Program architecture
As with any good (!) Integrated Develepment Environment the user must be able to start a new project writing
the source code, assemble it and finally execute it, possibly with some sort of visual aid of what is happening.
This is how my project was implemented. It is based on three major sections, which are the Editor/Assembler
, the Simulator and the I/O Panel & Monitor.
The complete process starts writing a text source code with the Editor and then assembling it with the Assembler (in the same
module) which generates some files, one of which is the executable.
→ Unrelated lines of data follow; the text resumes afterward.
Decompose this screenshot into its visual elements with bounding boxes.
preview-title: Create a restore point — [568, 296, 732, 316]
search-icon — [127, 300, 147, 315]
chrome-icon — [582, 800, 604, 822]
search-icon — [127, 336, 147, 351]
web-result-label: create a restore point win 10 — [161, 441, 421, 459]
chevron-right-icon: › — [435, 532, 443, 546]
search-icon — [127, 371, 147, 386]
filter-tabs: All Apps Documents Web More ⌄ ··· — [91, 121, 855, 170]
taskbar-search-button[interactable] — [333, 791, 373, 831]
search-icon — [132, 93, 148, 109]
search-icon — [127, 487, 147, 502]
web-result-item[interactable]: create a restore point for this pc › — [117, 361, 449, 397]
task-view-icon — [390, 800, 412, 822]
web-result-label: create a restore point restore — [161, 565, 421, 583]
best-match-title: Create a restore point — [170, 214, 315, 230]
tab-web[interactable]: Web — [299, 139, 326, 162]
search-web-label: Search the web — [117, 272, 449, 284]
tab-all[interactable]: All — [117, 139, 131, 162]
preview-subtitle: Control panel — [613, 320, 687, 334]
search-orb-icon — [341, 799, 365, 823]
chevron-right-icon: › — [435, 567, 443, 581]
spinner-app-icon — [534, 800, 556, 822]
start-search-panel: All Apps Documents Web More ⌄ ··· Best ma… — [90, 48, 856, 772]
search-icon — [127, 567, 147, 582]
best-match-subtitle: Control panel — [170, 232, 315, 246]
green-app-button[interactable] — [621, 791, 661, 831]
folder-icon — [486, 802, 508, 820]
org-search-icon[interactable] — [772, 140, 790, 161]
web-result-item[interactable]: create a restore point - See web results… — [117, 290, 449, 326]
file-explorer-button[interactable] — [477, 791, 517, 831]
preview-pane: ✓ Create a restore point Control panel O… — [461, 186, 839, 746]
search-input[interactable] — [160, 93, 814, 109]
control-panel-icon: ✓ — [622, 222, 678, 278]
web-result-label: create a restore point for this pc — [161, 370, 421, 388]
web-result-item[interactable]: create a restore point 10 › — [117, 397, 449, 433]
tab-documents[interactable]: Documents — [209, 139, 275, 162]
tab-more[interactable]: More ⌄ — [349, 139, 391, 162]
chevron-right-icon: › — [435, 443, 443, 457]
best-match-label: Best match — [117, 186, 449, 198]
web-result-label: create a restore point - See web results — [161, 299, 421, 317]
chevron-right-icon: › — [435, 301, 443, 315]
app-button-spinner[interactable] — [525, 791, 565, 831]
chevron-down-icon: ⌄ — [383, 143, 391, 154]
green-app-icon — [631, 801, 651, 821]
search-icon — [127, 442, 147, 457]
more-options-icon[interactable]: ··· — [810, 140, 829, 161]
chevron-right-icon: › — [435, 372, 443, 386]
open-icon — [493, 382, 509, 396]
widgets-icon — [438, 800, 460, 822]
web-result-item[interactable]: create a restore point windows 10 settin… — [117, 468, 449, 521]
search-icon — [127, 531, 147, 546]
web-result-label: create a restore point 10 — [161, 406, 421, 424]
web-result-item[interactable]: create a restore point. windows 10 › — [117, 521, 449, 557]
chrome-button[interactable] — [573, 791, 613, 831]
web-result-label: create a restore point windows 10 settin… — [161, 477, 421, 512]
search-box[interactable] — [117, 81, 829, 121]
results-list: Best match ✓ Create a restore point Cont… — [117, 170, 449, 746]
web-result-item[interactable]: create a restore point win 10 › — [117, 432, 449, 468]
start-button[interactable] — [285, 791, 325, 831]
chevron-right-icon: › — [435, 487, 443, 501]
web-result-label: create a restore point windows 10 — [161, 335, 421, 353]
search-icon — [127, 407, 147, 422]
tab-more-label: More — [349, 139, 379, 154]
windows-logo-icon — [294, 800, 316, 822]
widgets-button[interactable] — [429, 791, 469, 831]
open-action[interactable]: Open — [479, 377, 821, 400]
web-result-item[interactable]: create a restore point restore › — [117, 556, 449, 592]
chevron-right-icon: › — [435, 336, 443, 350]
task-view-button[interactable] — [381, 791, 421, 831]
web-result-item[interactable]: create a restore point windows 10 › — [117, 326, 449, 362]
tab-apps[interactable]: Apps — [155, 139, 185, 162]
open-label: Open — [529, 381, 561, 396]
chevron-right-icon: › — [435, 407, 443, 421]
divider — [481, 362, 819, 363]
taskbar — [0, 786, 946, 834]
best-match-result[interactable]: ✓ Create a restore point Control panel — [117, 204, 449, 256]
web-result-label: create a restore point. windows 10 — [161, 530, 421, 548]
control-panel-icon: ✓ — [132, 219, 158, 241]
The executable, loaded in the Simlator window, runs and interfaces with the I/O panel
The graphic appearence is highly customizable using the Option Panel; preferencies and IDE variables are stored before
quitting the program.
Directories
The program expects to find the necessary files in the following directories which must reside in the
same program (VBP or EXE) directory:
- Resources - contains pictures used to build the program
- Includes - contains the tables and the common labels definitions
- Aux prog - some utility programs (mainly, a kernel label building tool)
- Sources - stores the sources text files
- Codes - stores the executable files generated by Assembler
- Tables - stores the auxiliary files generated by Assembler
Files
The IDE uses and produces a number of files types with these associations:
- .TXT - source files inside Sources
- .HEX - executables produced by Assembler and used by Simulator
- .LST - listing of the assembled file; useful to print for documentation
- .ASS - working files used by Assembler (quite a sort of metalanguage); not to care about
- .TBL - list of defined labels; not to care about
- .VAR - list of defined variables; not to care about
- .TIP - list of defined tooltips; not to care about
Alternative to the Editor
The source files are standard text documents which can be created with any text editor.
To respect the format expected by the Assembler, the user must only follow these guidelines:
- LABELS: must start at the very first position (no blanks allowed before)
- COMMENTS: are recognized by a trailing ';' (semicolon) - they can start anywhere
- INSTRUCTIONS and OPERATOR: there must be 1 blank space (at least) separating the preceeding text
- END: this keyword directive must be present at the end of source code
Performance
Despite of being written in VB, and possibly not very optimized, the execution speed is quite good.
On my Pentium IV 2.4GHz, the compiled version runs at about 500 I/Sec (Instructions per second) with I/O enabled (and used);
disabling the main windows animation (program tracking), it reaches about 32K I/Sec; disabling even the I/O window (which
disables the Memory Map and Variables refresh too), it arrives at about 150K I/sec.